An interesting "airport read." What I found most compelling, though, was how it fits in with my belief that mercy, as preached and practiced by Christ, is the only truly effective, long-term method for dealing with contention and stress between individuals, groups and nations. Whether or not you believe, as Christians are taught, that mercy is a moral obligation, Carr's thesis supports the contention that I've been making for years, that "eye for an eye" justice, "meet terror with terror," and "the ends justify the means" aren't just morally questionable, but are ineffective as methods of driving long-term, beneficial change.
Carr even gives examples of how political "mercy" has been shown to be an extremely effective method of dealing with various conflicts. The overly punitive dictates of the Treaty of Versailles, for example, stand in marked contrast to the effectiveness of the Marshall Plan after WW2. While the latter managed to turn our two key Axis enemies, Germany and Japan, into two thriving, economic allies, the former merely laid the groundwork for the 2nd World War. The Allies were able to see that long-term world peace, economic stability and political survival were better served by helping former enemies rather than subjugating them.
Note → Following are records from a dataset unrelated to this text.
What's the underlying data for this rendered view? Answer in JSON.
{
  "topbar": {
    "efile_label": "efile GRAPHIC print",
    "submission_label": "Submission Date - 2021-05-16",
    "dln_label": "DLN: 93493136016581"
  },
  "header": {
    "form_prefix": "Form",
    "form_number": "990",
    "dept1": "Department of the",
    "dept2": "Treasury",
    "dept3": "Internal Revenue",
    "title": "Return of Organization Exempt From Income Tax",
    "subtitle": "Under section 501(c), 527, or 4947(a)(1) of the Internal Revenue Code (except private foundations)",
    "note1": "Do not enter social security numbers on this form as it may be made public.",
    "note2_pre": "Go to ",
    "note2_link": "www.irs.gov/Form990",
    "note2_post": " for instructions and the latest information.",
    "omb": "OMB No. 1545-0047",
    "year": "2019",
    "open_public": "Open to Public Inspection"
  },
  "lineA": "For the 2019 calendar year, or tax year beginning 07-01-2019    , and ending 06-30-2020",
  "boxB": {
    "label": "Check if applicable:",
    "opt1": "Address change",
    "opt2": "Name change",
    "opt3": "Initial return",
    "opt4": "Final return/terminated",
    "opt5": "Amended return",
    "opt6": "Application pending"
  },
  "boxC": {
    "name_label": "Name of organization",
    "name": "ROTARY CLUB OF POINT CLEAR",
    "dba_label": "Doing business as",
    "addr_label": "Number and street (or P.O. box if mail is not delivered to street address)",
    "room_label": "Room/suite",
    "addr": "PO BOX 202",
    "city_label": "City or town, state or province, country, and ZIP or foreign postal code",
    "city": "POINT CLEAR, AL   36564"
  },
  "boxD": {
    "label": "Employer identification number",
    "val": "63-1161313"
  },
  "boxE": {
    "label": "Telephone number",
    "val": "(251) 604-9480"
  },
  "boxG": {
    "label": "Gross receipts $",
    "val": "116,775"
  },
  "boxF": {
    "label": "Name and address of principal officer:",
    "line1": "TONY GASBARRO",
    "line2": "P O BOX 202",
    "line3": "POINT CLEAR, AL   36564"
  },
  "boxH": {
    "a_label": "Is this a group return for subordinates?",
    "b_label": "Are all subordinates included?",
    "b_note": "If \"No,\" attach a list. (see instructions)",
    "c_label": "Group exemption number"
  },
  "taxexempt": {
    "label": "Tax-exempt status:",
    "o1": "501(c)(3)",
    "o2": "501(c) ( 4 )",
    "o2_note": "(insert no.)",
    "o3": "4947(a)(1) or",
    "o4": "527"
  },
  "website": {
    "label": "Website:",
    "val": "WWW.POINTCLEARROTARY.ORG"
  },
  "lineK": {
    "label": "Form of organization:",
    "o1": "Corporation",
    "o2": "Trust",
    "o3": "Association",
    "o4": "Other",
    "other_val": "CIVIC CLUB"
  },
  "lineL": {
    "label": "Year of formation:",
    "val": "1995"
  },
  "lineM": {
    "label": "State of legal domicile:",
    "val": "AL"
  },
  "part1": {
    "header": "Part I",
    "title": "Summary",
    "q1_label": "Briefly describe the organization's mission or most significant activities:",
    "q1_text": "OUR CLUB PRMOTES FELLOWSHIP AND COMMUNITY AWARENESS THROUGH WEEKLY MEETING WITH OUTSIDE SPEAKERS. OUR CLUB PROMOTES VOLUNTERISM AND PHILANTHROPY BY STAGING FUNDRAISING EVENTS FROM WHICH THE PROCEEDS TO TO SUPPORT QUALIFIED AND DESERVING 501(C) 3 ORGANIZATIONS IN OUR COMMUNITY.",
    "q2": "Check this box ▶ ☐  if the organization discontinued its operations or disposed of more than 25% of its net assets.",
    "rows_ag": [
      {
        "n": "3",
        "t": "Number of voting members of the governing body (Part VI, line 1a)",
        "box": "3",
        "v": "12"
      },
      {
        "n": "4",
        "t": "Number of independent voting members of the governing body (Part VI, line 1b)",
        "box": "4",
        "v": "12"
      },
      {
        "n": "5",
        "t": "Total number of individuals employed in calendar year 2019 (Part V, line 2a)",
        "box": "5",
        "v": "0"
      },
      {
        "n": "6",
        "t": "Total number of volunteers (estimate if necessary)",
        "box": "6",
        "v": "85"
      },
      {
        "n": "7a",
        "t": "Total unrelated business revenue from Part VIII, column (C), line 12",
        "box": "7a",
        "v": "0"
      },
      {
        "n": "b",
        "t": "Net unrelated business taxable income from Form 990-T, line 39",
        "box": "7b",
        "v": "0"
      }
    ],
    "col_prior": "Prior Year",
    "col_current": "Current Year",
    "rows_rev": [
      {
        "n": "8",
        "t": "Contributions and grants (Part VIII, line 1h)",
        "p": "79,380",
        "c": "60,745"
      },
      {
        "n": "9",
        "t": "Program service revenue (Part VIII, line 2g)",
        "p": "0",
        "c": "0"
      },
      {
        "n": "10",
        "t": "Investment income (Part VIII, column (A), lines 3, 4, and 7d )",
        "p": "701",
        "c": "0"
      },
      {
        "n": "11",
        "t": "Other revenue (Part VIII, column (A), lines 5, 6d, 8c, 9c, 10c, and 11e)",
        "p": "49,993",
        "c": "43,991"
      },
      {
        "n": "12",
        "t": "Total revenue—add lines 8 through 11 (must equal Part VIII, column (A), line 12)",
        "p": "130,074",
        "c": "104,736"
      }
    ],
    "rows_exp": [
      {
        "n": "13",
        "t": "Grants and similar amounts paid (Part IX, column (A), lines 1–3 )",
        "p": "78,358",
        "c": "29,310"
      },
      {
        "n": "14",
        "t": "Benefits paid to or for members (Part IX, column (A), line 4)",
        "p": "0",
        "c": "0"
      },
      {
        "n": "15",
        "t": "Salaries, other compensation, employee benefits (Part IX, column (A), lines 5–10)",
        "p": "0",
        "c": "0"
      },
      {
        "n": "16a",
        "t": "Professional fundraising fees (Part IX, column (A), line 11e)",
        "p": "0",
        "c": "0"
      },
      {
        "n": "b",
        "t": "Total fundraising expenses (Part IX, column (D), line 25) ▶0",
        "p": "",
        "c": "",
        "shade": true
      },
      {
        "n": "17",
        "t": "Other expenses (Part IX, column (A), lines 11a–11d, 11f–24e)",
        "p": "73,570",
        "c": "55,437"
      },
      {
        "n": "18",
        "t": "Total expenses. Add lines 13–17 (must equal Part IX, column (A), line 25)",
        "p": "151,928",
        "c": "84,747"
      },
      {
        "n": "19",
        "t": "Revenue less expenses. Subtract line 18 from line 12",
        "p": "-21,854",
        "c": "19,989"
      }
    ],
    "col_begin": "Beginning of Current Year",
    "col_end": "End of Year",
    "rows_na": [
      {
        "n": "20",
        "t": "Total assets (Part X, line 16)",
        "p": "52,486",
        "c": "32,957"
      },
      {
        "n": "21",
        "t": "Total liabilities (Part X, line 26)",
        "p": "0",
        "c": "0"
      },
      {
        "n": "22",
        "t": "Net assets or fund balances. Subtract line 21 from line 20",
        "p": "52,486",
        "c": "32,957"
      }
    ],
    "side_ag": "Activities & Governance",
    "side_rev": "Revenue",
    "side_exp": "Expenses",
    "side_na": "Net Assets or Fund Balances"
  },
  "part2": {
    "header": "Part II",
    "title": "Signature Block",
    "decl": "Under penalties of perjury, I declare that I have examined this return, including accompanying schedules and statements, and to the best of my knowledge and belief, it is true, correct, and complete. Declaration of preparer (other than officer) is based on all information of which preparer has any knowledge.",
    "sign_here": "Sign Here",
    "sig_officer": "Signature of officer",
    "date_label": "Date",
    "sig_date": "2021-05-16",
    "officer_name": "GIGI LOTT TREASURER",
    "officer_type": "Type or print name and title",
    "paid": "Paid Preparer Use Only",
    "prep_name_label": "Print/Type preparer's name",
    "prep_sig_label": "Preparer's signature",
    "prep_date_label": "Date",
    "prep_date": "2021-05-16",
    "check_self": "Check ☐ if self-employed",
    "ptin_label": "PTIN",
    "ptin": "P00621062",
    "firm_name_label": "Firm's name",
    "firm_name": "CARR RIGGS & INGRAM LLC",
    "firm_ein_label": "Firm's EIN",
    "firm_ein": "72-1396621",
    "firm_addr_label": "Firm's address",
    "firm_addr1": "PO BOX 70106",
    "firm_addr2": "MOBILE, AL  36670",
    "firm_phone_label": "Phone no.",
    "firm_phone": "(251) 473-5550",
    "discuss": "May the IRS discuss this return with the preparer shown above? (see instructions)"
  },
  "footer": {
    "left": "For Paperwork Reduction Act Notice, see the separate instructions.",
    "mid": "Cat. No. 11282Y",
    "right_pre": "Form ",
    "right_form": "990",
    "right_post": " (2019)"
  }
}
Sounds a bunch like Christ's dictate that we "pray for our enemies." I'm also reminded of the Beatitudes, which, coincidentally, are in my scripture reading for today. Specifically, "the meek shall inherit the earth." Never made much sense to me. My observation is that the meek often get the smack-down. But, if as Carr asserts, persecuting the meek is a faulty and self-defeating military policy, perhaps the nation that best manages to exemplify mercy towards its enemies (both internal and external) will have the greatest success.
I believe that the US has often demonstrated just that sort of political strength, and has benefited from it. The early growth of our nation and our history of (relative) acceptance of "all kinds of people" made us a place where free-thinkers and iconoclasts from all over the world wanted to be. Taking in the "wretched refuse" from the rest of the world is one of our greatest achievements and has propelled our growth and economic success for almost 200 years. It is a policy that may have been promoted for pragmatic reasons, but is clearly a "merciful" tactic, when compared to the "if you don't like it, starve or leave" stand that many European nations have taken over the centuries.
"Blessed are the peacemakers... Blessed are the merciful, for they shall obtain mercy... "
The older I get, the more this sounds like good political policy, both domestic and foreign. I wonder what kind of success we could achieve if we spent more time planting and harvesting mercy and less promoting "shock and awe."